Many patterns can be formed by square tiles divided into black and white halves by a single diagonal. These tiles then being fitted together in a square lattice with their edges matching in color, white to white or black to black. A single tile has four orientations.
There are eight ways of maching a pair of tiles, forming a triangle or stripe where they join. Combining these in matching pairs gives sixteen possible 2x2 arrays. These form patterns of four types: 8 chevrons, 4 stripes, 2 squares and 2 X-crosses
Also shown above is a selection of 4x4 patterns formed according to the rules. Of course many other patterns can be formed if the matching rule is abandoned.
Two diagonals divide the square into triangular quarters. The edges, or the triangular quarters, of a square tile can be coloured with two colours in 2^4 = 16 ways.
Stanley Collings in his Puzzle Column in the IMA Bulletin January-February 1985 p>29 noted that "any integer from 0 to 15 in a sense has four digits in the binary code, and so is representable by a quartered tile in which each quadrant is black or white (black denoting 1 and white 0). Taking the qiuadrants clockwise from the top gives the numbering shown.

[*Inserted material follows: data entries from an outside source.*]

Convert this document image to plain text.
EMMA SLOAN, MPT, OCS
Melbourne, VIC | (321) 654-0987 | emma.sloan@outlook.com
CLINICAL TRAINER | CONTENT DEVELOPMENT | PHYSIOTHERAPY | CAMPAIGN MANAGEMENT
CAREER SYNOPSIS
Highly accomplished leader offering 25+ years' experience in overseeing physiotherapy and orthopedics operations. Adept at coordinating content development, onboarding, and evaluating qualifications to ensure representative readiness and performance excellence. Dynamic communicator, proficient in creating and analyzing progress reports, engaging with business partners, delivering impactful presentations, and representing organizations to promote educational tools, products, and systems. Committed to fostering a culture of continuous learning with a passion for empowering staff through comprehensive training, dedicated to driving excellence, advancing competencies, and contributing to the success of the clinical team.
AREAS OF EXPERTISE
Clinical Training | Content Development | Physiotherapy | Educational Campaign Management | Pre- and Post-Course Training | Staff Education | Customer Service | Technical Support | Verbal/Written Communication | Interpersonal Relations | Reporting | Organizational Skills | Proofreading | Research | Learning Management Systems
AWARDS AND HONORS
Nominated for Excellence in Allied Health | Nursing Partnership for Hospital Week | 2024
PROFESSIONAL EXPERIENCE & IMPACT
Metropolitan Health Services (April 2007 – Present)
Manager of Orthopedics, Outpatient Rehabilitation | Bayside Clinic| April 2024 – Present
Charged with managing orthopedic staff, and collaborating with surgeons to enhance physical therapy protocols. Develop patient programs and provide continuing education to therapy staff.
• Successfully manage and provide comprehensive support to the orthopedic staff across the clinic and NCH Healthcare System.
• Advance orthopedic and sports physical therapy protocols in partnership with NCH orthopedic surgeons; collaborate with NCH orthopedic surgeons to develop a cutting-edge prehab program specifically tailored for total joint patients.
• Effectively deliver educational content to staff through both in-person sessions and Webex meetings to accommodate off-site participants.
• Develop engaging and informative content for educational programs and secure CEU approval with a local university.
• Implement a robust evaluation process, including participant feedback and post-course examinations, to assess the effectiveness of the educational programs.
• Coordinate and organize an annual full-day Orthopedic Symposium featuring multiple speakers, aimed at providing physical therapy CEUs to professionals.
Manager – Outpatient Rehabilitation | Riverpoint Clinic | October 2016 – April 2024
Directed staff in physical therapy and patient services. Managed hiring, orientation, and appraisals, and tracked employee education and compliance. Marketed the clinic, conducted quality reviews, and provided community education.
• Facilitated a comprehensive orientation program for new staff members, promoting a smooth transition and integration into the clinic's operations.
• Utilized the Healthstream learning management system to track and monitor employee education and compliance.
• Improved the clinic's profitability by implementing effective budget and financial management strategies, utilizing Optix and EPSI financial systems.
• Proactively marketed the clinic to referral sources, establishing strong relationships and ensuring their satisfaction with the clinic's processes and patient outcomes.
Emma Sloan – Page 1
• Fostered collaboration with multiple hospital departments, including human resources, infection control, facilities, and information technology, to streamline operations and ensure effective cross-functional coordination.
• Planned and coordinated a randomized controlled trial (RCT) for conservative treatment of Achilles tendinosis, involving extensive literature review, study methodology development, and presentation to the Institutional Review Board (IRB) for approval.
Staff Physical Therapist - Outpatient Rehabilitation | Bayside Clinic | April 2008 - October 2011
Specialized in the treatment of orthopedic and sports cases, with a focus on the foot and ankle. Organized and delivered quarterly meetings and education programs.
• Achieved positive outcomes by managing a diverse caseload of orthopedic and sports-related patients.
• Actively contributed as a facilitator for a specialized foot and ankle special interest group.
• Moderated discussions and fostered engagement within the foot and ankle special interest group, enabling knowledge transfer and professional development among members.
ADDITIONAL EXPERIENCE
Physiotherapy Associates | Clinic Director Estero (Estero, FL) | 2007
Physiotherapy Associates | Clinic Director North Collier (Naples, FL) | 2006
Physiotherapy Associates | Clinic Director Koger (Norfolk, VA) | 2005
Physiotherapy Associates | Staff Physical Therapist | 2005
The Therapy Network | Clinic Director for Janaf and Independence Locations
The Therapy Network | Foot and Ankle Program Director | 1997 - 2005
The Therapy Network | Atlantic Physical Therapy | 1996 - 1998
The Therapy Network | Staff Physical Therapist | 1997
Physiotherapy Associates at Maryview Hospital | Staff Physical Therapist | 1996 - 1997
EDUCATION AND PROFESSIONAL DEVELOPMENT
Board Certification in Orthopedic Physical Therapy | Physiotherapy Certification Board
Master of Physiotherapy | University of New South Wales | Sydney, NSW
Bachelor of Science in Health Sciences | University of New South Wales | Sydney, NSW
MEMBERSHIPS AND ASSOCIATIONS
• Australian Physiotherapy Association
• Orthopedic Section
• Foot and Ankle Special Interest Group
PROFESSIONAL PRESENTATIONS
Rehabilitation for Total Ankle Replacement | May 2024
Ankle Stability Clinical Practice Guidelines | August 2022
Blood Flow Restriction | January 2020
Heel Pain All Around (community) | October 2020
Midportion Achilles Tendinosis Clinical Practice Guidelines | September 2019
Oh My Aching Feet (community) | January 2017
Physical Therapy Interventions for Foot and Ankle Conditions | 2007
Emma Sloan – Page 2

He then gives an example of a 4x4 magic square, numbered 0 to 15, reprsented by numbers in this graphical form, which has the colours of the tiles match where their edges meet.
I have a note of four other 4x4 patterns formed by placing the tiles together with matching edges. The first of these occurs in one corner of the 9x9 three-colour problem noted below.
Using three colours 81 tiles can be produced which can be laid (again without rotation) to form a 9x9 array with edges matching. This was proposed by Mrs A. Bricknell in IMA Bulletin November-December 1984 p>185 (Problem number 82). It was further required that a 4x4 pattern using only two of the colours be incorporated in the mosaic. The folowing solution was given in the next issue (but using different colour scheme and orientation). It will be seen that each lattice line, dividing the board into the 81 squares, has the same colour on either side along its length, Also the outer edges are all of one colour (white) so that the pattern can be circularly permuted (as if on a torus) and the 4x4 can then appear anywhere in the 9x9 array.
I have a note that I found the following solution on 27 January 1985. It was published in the Puzzle Column of the IMA Bulletin July-August 1895.
This pattern shows that two simultaneous 4x4 arrays of two colours can be incorporated into the 9x9 three-colour array. The patterns formed by the two darker colours (black and green) are complementary (i.e. one is the reflection of the other in a diagonal).
I found the above notes among my papers dating from 1985 and thought it was time they were put on this section of the website, July 2022. Only a delay of 37 years!
Readers may like to extend these patterns to larger squares.